Damit Sie das für Sie optimale Produkt wählen können, haben wir in unserem Vergleich für Passwort-Manager 2021 auf n-tv.de eine Kaufberatung erstellt, in der wir die wichtigsten Kriterien vergleichen, Funktionen erläutern sowie Ergebnisse aus Passwort-Manager-Tests und Kundenerfahrungen mit einfließen lassen. Dabei konzentrieren wir uns auf die Anwendung für Privatpersonen und betrachten Passwort-Manager für Unternehmen nur am Rande.

1. Welche Funktionen bieten Passwort-Manager?

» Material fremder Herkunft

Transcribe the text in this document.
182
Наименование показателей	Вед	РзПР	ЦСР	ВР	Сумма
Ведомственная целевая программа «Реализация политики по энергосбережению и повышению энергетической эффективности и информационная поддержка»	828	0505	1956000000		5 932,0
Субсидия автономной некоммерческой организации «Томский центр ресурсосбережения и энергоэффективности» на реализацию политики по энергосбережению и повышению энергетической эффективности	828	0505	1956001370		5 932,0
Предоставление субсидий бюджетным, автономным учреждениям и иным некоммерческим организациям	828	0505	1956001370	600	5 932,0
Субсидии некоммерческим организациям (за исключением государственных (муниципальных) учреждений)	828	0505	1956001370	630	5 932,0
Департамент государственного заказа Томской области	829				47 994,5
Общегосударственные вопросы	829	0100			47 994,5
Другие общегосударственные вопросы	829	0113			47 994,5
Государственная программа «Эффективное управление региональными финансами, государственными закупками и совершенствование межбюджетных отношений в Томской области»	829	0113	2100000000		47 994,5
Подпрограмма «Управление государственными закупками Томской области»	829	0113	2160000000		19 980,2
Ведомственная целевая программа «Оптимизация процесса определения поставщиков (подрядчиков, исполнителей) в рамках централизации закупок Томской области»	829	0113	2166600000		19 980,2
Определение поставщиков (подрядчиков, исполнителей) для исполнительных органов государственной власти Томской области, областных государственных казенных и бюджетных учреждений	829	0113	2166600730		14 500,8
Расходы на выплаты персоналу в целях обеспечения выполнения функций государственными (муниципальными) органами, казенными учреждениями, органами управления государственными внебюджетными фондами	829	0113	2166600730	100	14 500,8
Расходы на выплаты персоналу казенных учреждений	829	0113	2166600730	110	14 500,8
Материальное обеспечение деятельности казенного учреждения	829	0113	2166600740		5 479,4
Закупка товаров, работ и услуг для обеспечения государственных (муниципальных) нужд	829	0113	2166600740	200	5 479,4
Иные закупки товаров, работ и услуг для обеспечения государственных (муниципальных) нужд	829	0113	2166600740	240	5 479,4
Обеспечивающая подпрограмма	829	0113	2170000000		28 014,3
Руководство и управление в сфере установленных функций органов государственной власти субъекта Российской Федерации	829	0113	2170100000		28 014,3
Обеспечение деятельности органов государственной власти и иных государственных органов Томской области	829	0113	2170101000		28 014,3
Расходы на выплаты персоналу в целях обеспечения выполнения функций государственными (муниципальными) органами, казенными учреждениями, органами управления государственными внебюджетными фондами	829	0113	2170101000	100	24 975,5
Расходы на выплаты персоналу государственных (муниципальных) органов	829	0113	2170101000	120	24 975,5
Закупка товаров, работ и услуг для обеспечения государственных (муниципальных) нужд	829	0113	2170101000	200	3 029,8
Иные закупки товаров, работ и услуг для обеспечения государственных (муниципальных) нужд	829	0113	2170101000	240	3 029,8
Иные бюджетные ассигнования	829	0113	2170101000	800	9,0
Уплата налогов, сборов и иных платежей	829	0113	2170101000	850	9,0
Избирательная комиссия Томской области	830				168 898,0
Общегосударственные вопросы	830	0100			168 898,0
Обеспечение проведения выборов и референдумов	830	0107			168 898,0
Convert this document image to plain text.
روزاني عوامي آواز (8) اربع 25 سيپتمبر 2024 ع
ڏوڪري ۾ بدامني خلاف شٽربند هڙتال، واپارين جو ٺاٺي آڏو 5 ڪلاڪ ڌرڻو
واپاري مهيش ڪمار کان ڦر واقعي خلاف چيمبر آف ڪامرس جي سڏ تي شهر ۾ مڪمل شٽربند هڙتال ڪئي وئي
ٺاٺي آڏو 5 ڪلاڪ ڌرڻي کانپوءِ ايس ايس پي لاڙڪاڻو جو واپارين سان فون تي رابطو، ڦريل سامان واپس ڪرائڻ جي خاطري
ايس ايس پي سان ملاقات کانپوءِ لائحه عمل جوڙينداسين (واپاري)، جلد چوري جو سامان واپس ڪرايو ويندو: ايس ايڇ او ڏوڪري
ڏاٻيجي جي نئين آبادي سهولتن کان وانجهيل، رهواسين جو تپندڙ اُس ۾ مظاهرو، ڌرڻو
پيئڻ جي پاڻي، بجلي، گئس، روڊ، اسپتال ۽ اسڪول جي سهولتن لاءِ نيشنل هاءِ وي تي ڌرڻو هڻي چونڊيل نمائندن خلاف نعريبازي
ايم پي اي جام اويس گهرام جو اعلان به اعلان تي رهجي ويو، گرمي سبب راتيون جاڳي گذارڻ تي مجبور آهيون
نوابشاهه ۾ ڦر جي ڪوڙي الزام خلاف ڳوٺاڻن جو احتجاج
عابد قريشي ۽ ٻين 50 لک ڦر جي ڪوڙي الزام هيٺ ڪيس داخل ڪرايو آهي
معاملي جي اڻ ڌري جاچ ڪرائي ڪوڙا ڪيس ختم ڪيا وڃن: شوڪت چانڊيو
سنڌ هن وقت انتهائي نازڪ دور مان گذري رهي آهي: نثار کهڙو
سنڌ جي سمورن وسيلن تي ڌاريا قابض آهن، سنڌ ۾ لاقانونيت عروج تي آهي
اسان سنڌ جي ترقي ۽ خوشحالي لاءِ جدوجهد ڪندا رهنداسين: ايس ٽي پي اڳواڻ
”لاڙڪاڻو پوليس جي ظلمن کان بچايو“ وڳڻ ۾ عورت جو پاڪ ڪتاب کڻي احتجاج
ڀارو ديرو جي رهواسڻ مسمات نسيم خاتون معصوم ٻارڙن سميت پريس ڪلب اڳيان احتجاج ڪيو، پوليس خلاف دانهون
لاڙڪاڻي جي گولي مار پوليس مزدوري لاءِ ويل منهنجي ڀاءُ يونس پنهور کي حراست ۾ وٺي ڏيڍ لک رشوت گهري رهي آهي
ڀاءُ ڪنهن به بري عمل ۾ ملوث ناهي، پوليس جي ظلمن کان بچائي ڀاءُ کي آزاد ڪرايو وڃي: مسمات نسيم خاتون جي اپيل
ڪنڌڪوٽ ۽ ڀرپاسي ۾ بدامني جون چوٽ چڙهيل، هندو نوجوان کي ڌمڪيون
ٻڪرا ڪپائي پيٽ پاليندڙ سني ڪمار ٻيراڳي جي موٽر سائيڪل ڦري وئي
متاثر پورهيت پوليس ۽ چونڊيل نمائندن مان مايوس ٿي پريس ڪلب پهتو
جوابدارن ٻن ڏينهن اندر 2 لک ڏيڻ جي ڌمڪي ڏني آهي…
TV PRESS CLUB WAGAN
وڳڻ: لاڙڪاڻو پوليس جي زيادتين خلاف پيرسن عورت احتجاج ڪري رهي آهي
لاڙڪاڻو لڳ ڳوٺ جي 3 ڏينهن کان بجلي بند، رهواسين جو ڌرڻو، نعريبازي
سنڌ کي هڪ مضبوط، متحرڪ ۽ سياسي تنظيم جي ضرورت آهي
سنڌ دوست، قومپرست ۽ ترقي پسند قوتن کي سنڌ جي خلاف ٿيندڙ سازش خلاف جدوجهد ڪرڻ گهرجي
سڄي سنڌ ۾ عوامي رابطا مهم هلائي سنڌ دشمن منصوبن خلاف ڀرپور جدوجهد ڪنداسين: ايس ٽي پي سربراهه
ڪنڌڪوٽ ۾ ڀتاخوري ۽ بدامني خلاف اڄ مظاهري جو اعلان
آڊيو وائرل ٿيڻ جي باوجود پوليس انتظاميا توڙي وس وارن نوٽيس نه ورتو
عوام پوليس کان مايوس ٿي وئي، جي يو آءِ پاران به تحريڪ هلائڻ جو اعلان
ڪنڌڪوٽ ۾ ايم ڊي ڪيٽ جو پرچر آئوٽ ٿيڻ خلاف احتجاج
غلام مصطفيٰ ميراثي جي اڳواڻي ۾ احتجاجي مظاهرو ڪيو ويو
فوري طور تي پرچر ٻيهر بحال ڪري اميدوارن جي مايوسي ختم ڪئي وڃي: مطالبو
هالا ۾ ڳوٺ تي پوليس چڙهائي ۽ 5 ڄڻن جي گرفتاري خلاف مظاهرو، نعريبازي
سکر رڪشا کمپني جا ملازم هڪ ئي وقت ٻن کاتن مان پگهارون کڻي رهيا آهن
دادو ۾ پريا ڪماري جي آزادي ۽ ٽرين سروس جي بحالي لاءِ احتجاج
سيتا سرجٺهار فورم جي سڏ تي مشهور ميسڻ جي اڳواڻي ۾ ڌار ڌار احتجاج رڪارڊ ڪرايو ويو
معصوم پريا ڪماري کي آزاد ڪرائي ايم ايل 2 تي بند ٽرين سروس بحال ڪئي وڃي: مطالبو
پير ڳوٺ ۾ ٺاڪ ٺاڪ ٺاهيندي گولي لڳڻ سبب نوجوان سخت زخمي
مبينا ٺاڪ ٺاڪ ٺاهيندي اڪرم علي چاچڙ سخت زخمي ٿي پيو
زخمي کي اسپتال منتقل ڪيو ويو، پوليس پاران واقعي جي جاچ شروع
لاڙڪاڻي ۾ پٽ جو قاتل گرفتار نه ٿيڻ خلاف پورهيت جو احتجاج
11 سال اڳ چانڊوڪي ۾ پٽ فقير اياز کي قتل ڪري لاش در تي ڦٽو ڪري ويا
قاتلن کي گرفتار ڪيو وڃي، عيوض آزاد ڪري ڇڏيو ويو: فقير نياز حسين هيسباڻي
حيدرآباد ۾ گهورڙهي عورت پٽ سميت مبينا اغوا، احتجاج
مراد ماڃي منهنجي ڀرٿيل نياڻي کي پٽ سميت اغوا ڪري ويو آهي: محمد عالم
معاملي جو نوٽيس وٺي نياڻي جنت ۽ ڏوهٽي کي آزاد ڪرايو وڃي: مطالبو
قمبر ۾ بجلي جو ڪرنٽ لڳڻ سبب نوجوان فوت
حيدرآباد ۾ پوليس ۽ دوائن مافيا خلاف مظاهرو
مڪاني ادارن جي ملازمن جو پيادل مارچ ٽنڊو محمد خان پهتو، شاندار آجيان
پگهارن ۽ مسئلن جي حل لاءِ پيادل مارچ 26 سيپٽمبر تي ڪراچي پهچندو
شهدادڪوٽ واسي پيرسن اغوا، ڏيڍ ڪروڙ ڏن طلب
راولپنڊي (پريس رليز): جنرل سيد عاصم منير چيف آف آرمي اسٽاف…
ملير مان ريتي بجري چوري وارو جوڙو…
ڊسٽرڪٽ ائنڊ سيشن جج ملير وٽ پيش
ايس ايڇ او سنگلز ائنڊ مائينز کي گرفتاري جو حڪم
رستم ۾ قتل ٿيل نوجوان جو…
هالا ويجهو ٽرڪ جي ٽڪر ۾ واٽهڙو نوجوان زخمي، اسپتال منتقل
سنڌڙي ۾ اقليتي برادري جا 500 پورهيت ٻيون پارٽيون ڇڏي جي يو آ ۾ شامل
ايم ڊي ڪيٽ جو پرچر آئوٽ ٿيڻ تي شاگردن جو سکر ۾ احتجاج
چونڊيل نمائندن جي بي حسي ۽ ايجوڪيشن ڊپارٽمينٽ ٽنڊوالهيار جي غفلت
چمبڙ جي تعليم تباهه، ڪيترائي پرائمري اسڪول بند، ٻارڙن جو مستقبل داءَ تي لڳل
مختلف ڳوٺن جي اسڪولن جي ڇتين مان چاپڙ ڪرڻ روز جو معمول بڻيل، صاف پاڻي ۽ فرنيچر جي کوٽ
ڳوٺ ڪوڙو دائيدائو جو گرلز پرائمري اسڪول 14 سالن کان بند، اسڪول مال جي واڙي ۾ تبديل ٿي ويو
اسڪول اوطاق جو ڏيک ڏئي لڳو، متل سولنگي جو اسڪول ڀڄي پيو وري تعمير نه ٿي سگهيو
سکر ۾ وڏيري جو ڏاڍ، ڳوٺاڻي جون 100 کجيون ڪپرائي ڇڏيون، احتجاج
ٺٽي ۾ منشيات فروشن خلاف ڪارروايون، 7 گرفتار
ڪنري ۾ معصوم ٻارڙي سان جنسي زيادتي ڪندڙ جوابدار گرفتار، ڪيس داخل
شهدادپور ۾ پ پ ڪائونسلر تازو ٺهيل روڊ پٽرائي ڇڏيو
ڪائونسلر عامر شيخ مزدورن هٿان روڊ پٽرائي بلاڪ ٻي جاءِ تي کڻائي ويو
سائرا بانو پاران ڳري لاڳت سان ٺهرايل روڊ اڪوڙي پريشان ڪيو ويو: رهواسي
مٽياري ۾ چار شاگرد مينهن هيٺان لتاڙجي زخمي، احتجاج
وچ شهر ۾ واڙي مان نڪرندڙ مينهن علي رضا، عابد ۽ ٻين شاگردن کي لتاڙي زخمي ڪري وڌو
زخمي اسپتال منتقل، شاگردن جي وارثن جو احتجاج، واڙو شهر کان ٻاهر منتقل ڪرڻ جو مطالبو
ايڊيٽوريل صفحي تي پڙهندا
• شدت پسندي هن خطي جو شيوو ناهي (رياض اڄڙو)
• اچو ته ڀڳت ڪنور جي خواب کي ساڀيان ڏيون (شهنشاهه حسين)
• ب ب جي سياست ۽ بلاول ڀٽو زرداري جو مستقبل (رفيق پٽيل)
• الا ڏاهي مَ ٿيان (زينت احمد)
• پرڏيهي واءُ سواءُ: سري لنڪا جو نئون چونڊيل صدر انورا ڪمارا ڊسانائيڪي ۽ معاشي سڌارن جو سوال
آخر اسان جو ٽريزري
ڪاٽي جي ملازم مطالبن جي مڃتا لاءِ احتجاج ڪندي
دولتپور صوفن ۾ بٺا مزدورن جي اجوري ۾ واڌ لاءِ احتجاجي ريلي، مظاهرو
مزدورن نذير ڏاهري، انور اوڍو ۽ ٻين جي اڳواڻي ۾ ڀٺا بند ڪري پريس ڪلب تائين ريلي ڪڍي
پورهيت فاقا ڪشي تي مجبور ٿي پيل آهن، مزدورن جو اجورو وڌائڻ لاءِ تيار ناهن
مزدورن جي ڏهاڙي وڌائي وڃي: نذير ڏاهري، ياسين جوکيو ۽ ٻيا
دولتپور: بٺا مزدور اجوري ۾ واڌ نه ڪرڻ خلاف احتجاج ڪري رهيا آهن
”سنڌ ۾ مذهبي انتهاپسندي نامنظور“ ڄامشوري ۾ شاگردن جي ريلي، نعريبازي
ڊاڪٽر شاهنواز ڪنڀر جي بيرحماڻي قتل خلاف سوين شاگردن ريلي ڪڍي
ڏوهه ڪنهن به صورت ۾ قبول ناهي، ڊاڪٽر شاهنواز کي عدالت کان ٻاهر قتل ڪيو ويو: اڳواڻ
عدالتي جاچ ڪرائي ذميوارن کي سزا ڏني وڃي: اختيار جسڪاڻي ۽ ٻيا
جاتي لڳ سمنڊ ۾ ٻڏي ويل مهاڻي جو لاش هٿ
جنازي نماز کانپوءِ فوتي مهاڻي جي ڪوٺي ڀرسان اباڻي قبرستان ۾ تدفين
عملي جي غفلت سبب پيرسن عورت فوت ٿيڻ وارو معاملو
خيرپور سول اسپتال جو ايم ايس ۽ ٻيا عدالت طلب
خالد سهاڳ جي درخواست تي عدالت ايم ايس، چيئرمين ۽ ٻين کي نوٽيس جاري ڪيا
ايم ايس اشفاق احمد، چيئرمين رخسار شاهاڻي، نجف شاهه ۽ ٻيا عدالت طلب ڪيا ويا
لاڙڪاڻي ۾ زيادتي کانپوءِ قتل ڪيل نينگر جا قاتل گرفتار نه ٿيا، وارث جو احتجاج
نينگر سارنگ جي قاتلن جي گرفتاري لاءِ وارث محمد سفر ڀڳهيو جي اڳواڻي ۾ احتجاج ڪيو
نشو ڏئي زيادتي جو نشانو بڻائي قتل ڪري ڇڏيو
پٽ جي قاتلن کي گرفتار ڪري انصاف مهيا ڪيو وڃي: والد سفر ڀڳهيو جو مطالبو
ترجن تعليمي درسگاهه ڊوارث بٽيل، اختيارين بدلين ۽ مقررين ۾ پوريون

1.1. Der Passwort-Generator ist für Sie kreativ

Zahlreiche Online-Tests für Passwort-Manager bestätigen, dass einfache Passwörter leicht geknackt werden können. Ein Passwort, das Sie mehrfach verwenden, bietet, wenn das Passwort unberechtigt benutzt wird, gleich Zugang zu mehreren Diensten und Apps. Daher raten Tests für Passwort-Manager, jedes Passwort nur einmal zu verwenden. Die Vergabe von einem Passwort ist nicht immer einfach. Für ein sicheres Passwort sollten folgende Merkmale in jedem Passwort enthalten sein:

  • Großbuchstaben
  • Kleinbuchstaben
  • Ziffern
  • Sonderzeichen

Zudem gibt das Portal, die App oder Online-Anwendung, häufig eine Mindestlänge für das Passwort vor. Ein Passwort-Manager verfügt in der Regel über einen Passwort-Generator, der für Sie maschinell ein Passwort erstellt. Oft können Sie wählen, welche Art von Zeichen enthalten sein sollen und die Passwortlänge vorgeben. Der Online-Passwort-Manager von Lastpass beispielsweise fragt Sie zudem nach dem Passwort-Typ, also ob das Passwort lesbar sein soll oder nicht.

1.2. Das neue Passwort wird automatisch gespeichert

Hat der Passwort-Manager ein neues Passwort für Sie erstellt, dann speichert er es im sogenannten Passwort-Tresor für die angegebene App oder Internetseite. Dabei ist eine automatische Passwort-Erfassung des neuen Kennwortes auf der Internetseite oder in der App von Vorteil.

Die Stiftung Warentest weist in ihrem Passwort-Manager-Test jedoch darauf hin, dass einige Internetseiten damit Probleme haben und Sie selbst aktiv werden müssen, unabhängig vom Hersteller oder der Marke des Passwort-Managers. Das liegt daran, dass ein neues Passwort oft nicht ohne weiteres und vor allem nicht ohne Eingabe des alten Passworts geändert werden kann.

Bei besonders sensiblen Daten, beispielsweise bei Zugängen zum Online-Banking, wird unter Umständen ein weiteres Sicherheitsmerkmal, beispielsweise eine TAN, für die Eingabe erforderlich.

In diesem Fall kopieren Sie das generierte Passwort und setzen es unter “neues Passwort” in Ihrer Anwendung entsprechend ein.

Tipp: Wenn Sie in Ihrem Passwort-Manager auch Daten speichern möchten, die Sie nicht online verwenden, beispielsweise PINs für Bankkarten, dann achten Sie bitte darauf, dass der Passwort-Manager auch offline verwendbar ist.

1.3. Zukünftig wird Ihr Passwort auf Wunsch automatisch eingesetzt

Es gibt mit dem Passwort-Manager zwei Arten, Ihre neuen Passwörter zu verwenden. Entweder lesen Sie das neue Passwort aus dem Passwort-Manager ab und geben das Passwort manuell ein. Schneller geht es, wenn Sie die Funktion “automatisches Formular ausfüllen” im Browser oder in den Apps erlauben.

Die Anwendung greift dann auf den Passwort-Tresor zu und setzt Ihre Login-Daten, also Username und Passwort, automatisch ein. Das funktioniert für Internetseiten genauso wie beispielsweise für Social-Media-Apps mit dem Passwort-Manager auf Ihrem iPhone oder Android-Smartphone.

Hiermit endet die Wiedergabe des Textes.